Rare Daily Staff
Alnylam Pharmaceuticals said that Sanofi Genzyme has opted out of its rights to develop and commercialize Lumasiran, Alnylam’s experimental RNAi therapeutic for the treatment of Primary Hyperoxaluria Type 1, an ultra-rare condition that causes painful and recurrent kidney stones, which often leads to kidney failure before adulthood.
In January 2014, Alnylam and Sanofi Genzyme formed an alliance to accelerate the advancement of RNAi therapeutics for rare genetic diseases. The alliance enables Sanofi Genzyme to expand its rare disease pipeline with Alnylam’s novel RNAi technology. Sanofi Genzyme retains the right to opt into other Alnylam rare genetic disease programs for development and commercialization in territories outside of the United States, Canada, and Western Europe, as well as one right to a global license for a rare disease program, through the end of 2019 and, potentially for up to two years thereafter.
Alnylam said it intends to advance Lumasiran into a late-stage pivotal study in late 2018, and to commercialize the drug globally if approved.
“We are extremely pleased to retain worldwide development and commercialization rights for Lumasiran, expanding the number of global rare disease opportunities for Alnylam,” said Yvonne Greenstreet, chief operating officer of Alnylam. “Based on phase 1/2 clinical data presented to date, we believe Lumasiran could be a transformative treatment for patients with PH1.”
The company also announced that the U.S. Food and Drug Administration granted Lumasiran Breakthrough Therapy designation.

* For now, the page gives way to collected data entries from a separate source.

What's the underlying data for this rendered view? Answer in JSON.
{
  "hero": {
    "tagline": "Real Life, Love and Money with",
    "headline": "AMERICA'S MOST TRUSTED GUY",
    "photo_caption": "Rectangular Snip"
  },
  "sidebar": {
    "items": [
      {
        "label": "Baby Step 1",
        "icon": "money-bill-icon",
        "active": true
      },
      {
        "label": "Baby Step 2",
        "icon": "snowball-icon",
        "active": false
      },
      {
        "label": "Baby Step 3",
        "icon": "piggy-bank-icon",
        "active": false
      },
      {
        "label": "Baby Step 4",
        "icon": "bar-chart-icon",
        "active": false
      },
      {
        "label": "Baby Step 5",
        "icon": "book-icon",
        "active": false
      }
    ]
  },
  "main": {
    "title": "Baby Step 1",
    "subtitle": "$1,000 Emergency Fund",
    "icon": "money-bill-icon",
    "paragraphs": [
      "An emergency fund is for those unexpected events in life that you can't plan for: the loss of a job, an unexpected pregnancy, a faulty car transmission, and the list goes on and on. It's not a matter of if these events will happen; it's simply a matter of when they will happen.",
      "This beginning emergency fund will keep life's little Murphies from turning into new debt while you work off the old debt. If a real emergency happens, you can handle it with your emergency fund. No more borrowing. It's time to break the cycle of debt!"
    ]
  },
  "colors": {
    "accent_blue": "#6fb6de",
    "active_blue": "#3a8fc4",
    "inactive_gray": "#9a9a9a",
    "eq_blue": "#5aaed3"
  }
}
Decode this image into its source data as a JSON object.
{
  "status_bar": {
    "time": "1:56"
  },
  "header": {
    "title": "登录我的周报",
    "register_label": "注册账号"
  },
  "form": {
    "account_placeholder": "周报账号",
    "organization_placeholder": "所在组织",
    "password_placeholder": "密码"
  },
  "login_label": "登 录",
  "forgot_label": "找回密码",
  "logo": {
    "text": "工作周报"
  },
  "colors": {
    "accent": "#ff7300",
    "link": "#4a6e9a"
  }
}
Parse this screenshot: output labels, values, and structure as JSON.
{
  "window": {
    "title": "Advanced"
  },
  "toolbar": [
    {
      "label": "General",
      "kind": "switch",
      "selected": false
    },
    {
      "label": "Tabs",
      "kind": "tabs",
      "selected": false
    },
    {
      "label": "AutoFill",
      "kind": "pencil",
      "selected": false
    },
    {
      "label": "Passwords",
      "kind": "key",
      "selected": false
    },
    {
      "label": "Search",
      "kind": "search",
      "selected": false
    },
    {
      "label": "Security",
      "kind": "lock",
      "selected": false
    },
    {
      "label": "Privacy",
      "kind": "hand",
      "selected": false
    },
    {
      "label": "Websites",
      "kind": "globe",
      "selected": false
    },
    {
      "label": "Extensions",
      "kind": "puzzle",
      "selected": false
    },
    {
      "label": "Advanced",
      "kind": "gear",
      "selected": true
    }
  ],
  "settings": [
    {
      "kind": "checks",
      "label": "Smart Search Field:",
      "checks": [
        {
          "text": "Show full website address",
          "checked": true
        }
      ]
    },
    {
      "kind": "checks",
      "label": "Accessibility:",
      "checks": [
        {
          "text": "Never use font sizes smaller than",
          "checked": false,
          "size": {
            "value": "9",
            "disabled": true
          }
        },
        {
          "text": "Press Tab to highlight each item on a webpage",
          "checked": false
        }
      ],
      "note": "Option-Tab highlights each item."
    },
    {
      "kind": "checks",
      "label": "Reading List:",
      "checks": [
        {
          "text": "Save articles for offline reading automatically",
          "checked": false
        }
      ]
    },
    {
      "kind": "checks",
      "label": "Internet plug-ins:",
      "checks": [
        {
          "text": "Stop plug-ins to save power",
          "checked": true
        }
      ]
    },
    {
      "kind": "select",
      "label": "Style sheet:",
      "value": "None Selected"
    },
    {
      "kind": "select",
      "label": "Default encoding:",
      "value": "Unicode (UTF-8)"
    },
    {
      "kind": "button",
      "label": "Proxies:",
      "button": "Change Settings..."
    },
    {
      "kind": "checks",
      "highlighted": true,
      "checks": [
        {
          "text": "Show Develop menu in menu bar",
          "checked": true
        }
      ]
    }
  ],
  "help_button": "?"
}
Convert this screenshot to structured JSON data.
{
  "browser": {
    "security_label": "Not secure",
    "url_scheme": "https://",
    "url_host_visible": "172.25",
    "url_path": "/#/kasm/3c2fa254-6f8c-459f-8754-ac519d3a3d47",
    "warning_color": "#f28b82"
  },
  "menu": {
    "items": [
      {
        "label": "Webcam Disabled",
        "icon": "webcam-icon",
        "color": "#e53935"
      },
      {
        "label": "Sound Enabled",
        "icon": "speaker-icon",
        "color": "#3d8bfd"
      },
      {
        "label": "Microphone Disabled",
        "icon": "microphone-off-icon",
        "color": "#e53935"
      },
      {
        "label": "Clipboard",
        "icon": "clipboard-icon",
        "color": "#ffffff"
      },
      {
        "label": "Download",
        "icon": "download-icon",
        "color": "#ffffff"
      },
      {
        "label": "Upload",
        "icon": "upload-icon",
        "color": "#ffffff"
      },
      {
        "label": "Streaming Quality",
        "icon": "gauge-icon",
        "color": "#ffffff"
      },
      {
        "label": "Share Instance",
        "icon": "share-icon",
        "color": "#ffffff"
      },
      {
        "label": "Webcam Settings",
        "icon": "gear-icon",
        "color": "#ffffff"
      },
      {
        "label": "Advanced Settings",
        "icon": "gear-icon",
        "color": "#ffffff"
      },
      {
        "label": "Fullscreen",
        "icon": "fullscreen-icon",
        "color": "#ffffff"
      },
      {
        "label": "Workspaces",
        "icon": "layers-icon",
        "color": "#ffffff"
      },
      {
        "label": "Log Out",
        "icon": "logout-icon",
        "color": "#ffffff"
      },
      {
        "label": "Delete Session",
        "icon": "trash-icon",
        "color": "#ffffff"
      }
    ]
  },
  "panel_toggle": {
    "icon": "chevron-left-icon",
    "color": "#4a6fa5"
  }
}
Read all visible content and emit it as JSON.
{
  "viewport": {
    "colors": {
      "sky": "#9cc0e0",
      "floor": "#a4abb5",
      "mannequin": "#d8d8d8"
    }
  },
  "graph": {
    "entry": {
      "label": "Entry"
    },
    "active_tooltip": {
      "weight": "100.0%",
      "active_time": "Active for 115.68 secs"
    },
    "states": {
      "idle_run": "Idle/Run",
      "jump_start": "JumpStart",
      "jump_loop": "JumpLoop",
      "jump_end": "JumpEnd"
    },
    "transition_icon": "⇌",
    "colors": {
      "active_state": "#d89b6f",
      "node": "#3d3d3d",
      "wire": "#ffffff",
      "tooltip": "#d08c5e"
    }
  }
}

The designation is the third the company has received to date for programs in its pipeline. Breakthrough Therapy designation is intended to expedite the development and review of experimental drugs for the treatment of serious or life-threatening conditions based on preliminary clinical evidence indicating that the drug may demonstrate substantial improvement on other available therapies.